Aisle contains examples of:

  • Cluster F-Bomb: Swear results in your character becoming angry and saying "fuck" and "shit" a bunch, capping it off with "fucking shit."
  • Gainax Ending: Some of the creepier endings imply that the protagonist is mentally unstable, but leave it ambiguous what exactly is going on. For instance, if you type "Gibber", you get this:
    Foam gurgles on the edges of your lips as you cease to monitor their output,
    "GnocchiOh!Oh!GnocchideGato!Clare--je t'aime--Iwillalways
    gnocchiyou
    gnocchignocchi
    gnocchi
    gnocchignocchiWhereareyoUNOw?
    DiningwIThtHEwORmsinaNEARthy...paradiseOH!
    Claregnochignochignoggignokkkkkkkkkkkeeeee!
    gnocchigibber
    gnocchish. G'night!"
    You bow out without a fight—the right thing to do; just like she would have wanted—if only—right? But the train doesn't stop in time. Always comes back to the potato. He smiles, "Gnog Gnog Gnoch pot pot."
  • Golden Ending: Not that there can really be such a thing in this game, but one ending has your character much happier than most of them. In the Smile ending, you're grocery shopping with Clare, who you are now happily married to, reminiscing on your shared past in Rome together.
  • Inelegant Blubbering: The protagonist will do this if you choose "cry" as your chosen action.
  • Jigsaw Puzzle Plot
  • Madness-Induced Omnivore: You can command the player character to eat the uncooked pasta straight off the supermarket shelves. He will do so, deluding himself into thinking that he is back in Rome, eating delicious cooked pasta.
    The pasta is a seething mass of off-white food. You tear at the plastic bags until the curls and tubes and twists and shells cascade onto the floor and into your hands. Scooping up a collection of different shapes you cram the pasta into your mouth. It is dry, it is hard. That's what your body is saying. But you learnt something a while back—that your body (your eyes, your hands, your heart) isn't always right. No, you've learnt to listen to your mind. And your minds says: soft, warm, slightly salty pasta. Tangy sauce. What a feast!

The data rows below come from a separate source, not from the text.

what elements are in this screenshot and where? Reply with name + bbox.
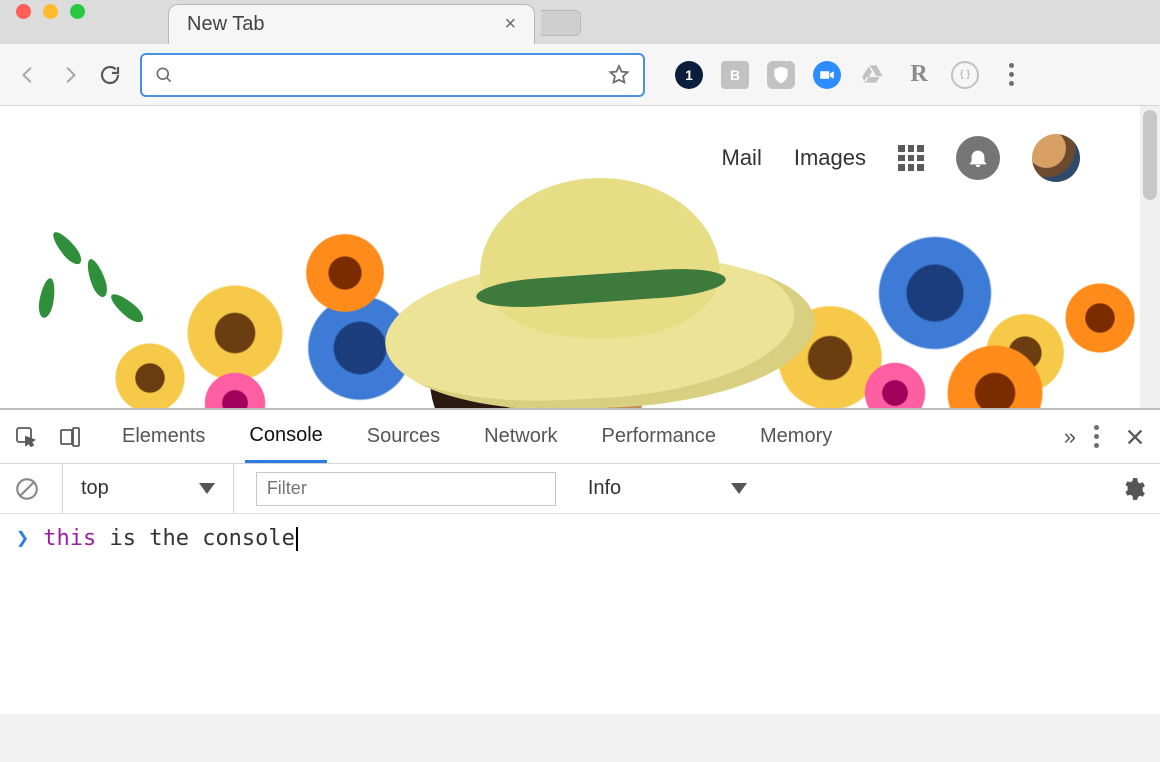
chevron-down-icon: [731, 483, 747, 494]
devtools-panel: Elements Console Sources Network Perform…: [0, 408, 1160, 714]
apps-grid-icon[interactable]: [898, 145, 924, 171]
omnibox-input[interactable]: [184, 64, 597, 85]
tab-title: New Tab: [187, 13, 264, 36]
console-input-area[interactable]: ❯ this is the console: [0, 514, 1160, 714]
tab-performance[interactable]: Performance: [598, 410, 721, 463]
bookmark-star-icon[interactable]: [607, 63, 631, 87]
maximize-window-button[interactable]: [70, 4, 85, 19]
extension-b-icon[interactable]: B: [721, 61, 749, 89]
extension-shield-icon[interactable]: [767, 61, 795, 89]
back-button[interactable]: [18, 64, 40, 86]
google-doodle[interactable]: [0, 188, 1140, 408]
inspect-element-icon[interactable]: [14, 425, 38, 449]
more-tabs-icon[interactable]: »: [1064, 424, 1070, 450]
extension-badge-icon[interactable]: 1: [675, 61, 703, 89]
close-window-button[interactable]: [16, 4, 31, 19]
page-content: Mail Images: [0, 106, 1140, 408]
window-controls: [16, 4, 85, 19]
context-selector[interactable]: top: [62, 464, 234, 513]
console-toolbar: top Info: [0, 464, 1160, 514]
google-bar: Mail Images: [722, 134, 1081, 182]
tab-memory[interactable]: Memory: [756, 410, 836, 463]
tab-sources[interactable]: Sources: [363, 410, 444, 463]
reload-button[interactable]: [98, 63, 122, 87]
console-prompt-icon: ❯: [16, 526, 29, 551]
close-tab-icon[interactable]: ×: [504, 13, 516, 36]
log-level-selector[interactable]: Info: [578, 477, 757, 500]
search-icon: [154, 65, 174, 85]
extension-drive-icon[interactable]: [859, 61, 887, 89]
page-viewport: Mail Images: [0, 106, 1160, 408]
browser-menu-button[interactable]: [1009, 63, 1015, 86]
tab-console[interactable]: Console: [245, 410, 326, 463]
extension-camera-icon[interactable]: [813, 61, 841, 89]
extension-r-icon[interactable]: R: [905, 61, 933, 89]
log-level-value: Info: [588, 477, 621, 500]
clear-console-icon[interactable]: [14, 476, 40, 502]
tab-strip: New Tab ×: [0, 0, 1160, 44]
tab-elements[interactable]: Elements: [118, 410, 209, 463]
device-toolbar-icon[interactable]: [58, 425, 82, 449]
mail-link[interactable]: Mail: [722, 145, 762, 171]
devtools-close-icon[interactable]: [1124, 426, 1146, 448]
notifications-bell-icon[interactable]: [956, 136, 1000, 180]
devtools-tabbar: Elements Console Sources Network Perform…: [0, 410, 1160, 464]
extension-braces-icon[interactable]: { }: [951, 61, 979, 89]
text-cursor: [296, 527, 298, 551]
browser-toolbar: 1 B R { }: [0, 44, 1160, 106]
scroll-thumb[interactable]: [1143, 110, 1157, 200]
page-scrollbar[interactable]: [1140, 106, 1160, 408]
console-input-text: this is the console: [43, 526, 298, 551]
console-settings-icon[interactable]: [1120, 476, 1146, 502]
console-filter-input[interactable]: [256, 472, 556, 506]
chevron-down-icon: [199, 483, 215, 494]
extension-icons: 1 B R { }: [675, 61, 979, 89]
browser-tab[interactable]: New Tab ×: [168, 4, 535, 44]
minimize-window-button[interactable]: [43, 4, 58, 19]
account-avatar[interactable]: [1032, 134, 1080, 182]
devtools-menu-icon[interactable]: [1094, 425, 1100, 448]
images-link[interactable]: Images: [794, 145, 866, 171]
address-bar[interactable]: [140, 53, 645, 97]
new-tab-button[interactable]: [541, 10, 581, 36]
context-value: top: [81, 477, 109, 500]
tab-network[interactable]: Network: [480, 410, 561, 463]
forward-button[interactable]: [58, 64, 80, 86]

    They spoil your fun, they take you away—or so your body says. Your mind knows better; you're still in Rome eating pasta, drinking wine—everything is fine.
  • Multiple-Choice Past: Many of the potential backstories contradict each other. In some, Clare left the player character, or she died of an accident, or illness, or suicide, or at the hands of the player character. In some she is alive and well and they are together.
  • Multiple Endings: Each action brings a different ending, and the vast majority of them are bittersweet or downers.
  • Posthumous Character: In some endings, Clare is already dead.
    • In the Sleep, Scream and Jump endings, it's implied that she died in an accident after getting hit by a motorized scooter, which the protagonist narrowly avoids by jumping out of the way, unable to grab Clare before doing so.
    • In the Remember Clare's illness route, it's implied she passed away before the story of cancer.
    • In the Remember Clare's murder route, she's dead of an extremely brutal, bloody murder.
      • If you choose to tell the woman in the aisle about it, it's implied that you were the one who killed her.
    • In the Remember suicide route, she slit her wrists in the bathtub after a vacation with the protagonist.
  • Red Herring: The woman isn't Clare. Unless she is.
  • Schrödinger's Butterfly: Invoked in the Dream ending, wherein the protagonist contemplates what it means that he daydreams so often throughout his daily life via invoking the story of the man dreaming of being a butterfly.
  • Slice of Life
  • That Came Out Wrong: Dance with Woman.
    "Come on—a dance? Shake your bones—"
    Whoops. That doesn't mean to dance, does it?